Rangers
- Chairman: David Murray
- Manager: Graeme Souness (until 16 April) Walter Smith (from 19 April)
- Ground: Ibrox Stadium
- Scottish Premier Division: 1st
- Scottish Cup: Quarter-finals
- League Cup: Winners
- European Cup: Second round
- Top goalscorer: League: Mark Walters (12) All: Mo Johnston (19)
- ← 1989–901991–92 →

= 1990–91 Rangers F.C. season =

The 1990–91 season was the 111th season of competitive football by Rangers.

==Overview==
Rangers played a total of 48 competitive matches during the 1990–91 season. The team finished first in the Scottish Premier Division and won the third of their nine league titles in a row.

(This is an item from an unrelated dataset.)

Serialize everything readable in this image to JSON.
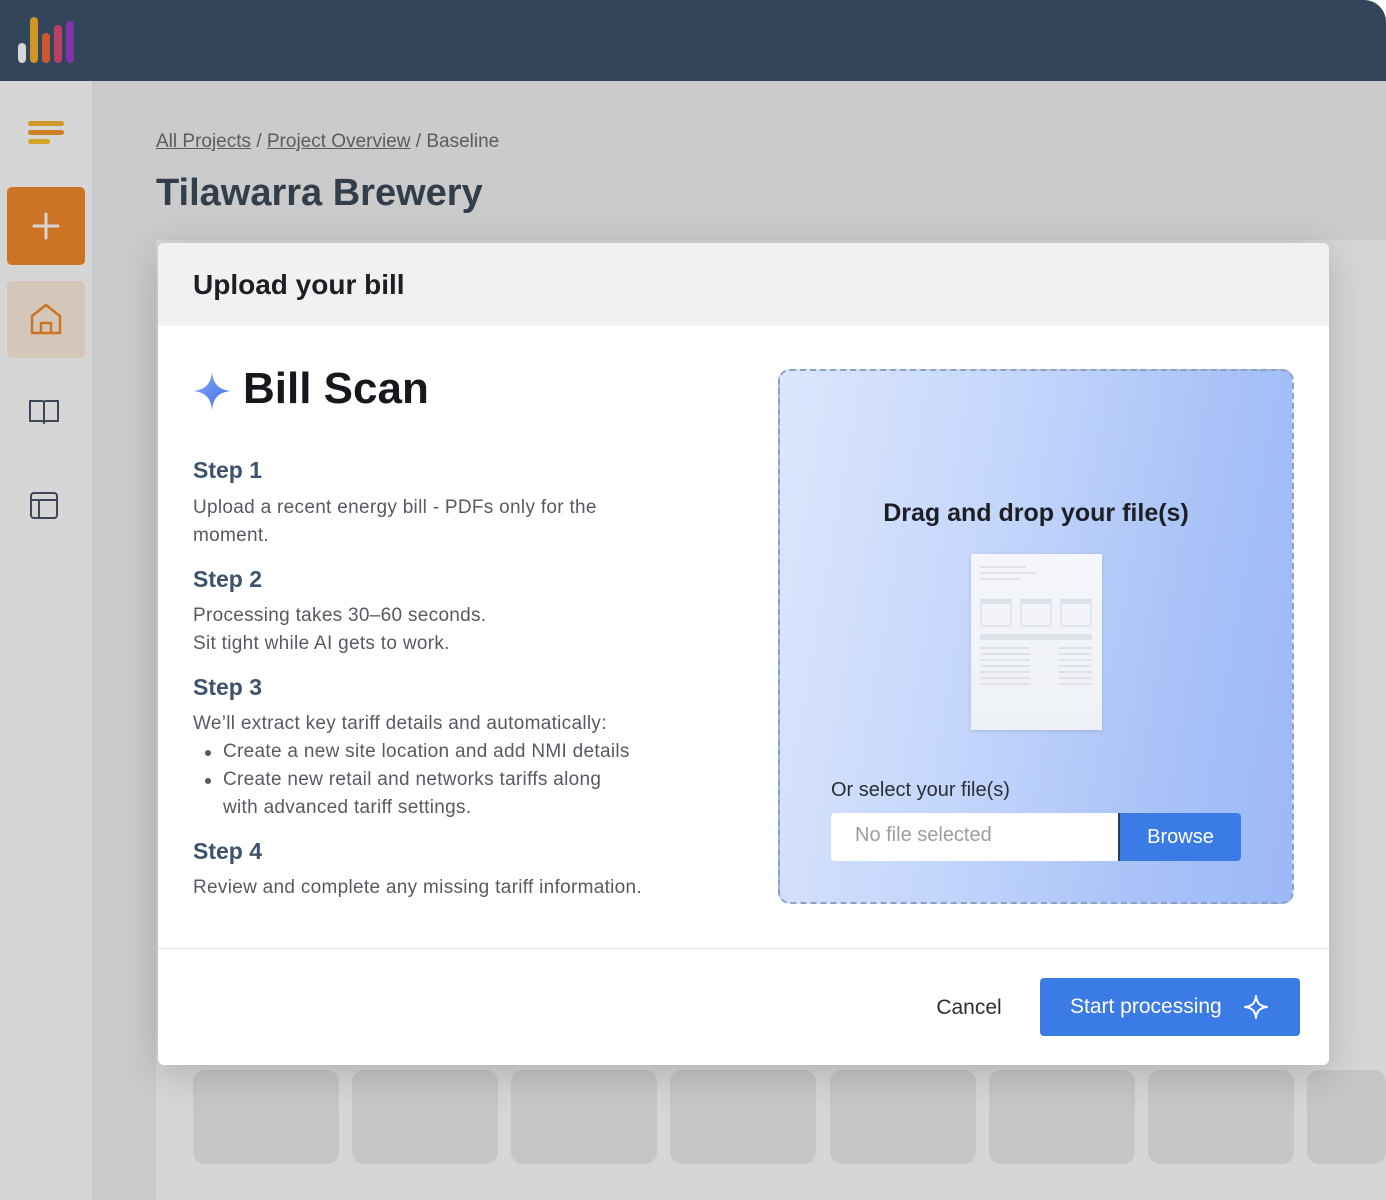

There was significant transfer activity during the season with England international striker Mark Hateley arriving from AS Monaco and Terry Butcher departing for Coventry City.

Manager Graeme Souness left Rangers to go to Liverpool with just four games left of the season. The managers job was given to Souness' assistant Walter Smith who managed to lead Rangers to the title, with a 2–0 win over Aberdeen at Ibrox on the last day of the season.

In the cup competitions, they were knocked out of the Scottish Cup at the quarter-finals stage, losing 2–0 to Celtic at Parkhead. Rangers won the Scottish League Cup, defeating Celtic 2–1 AET.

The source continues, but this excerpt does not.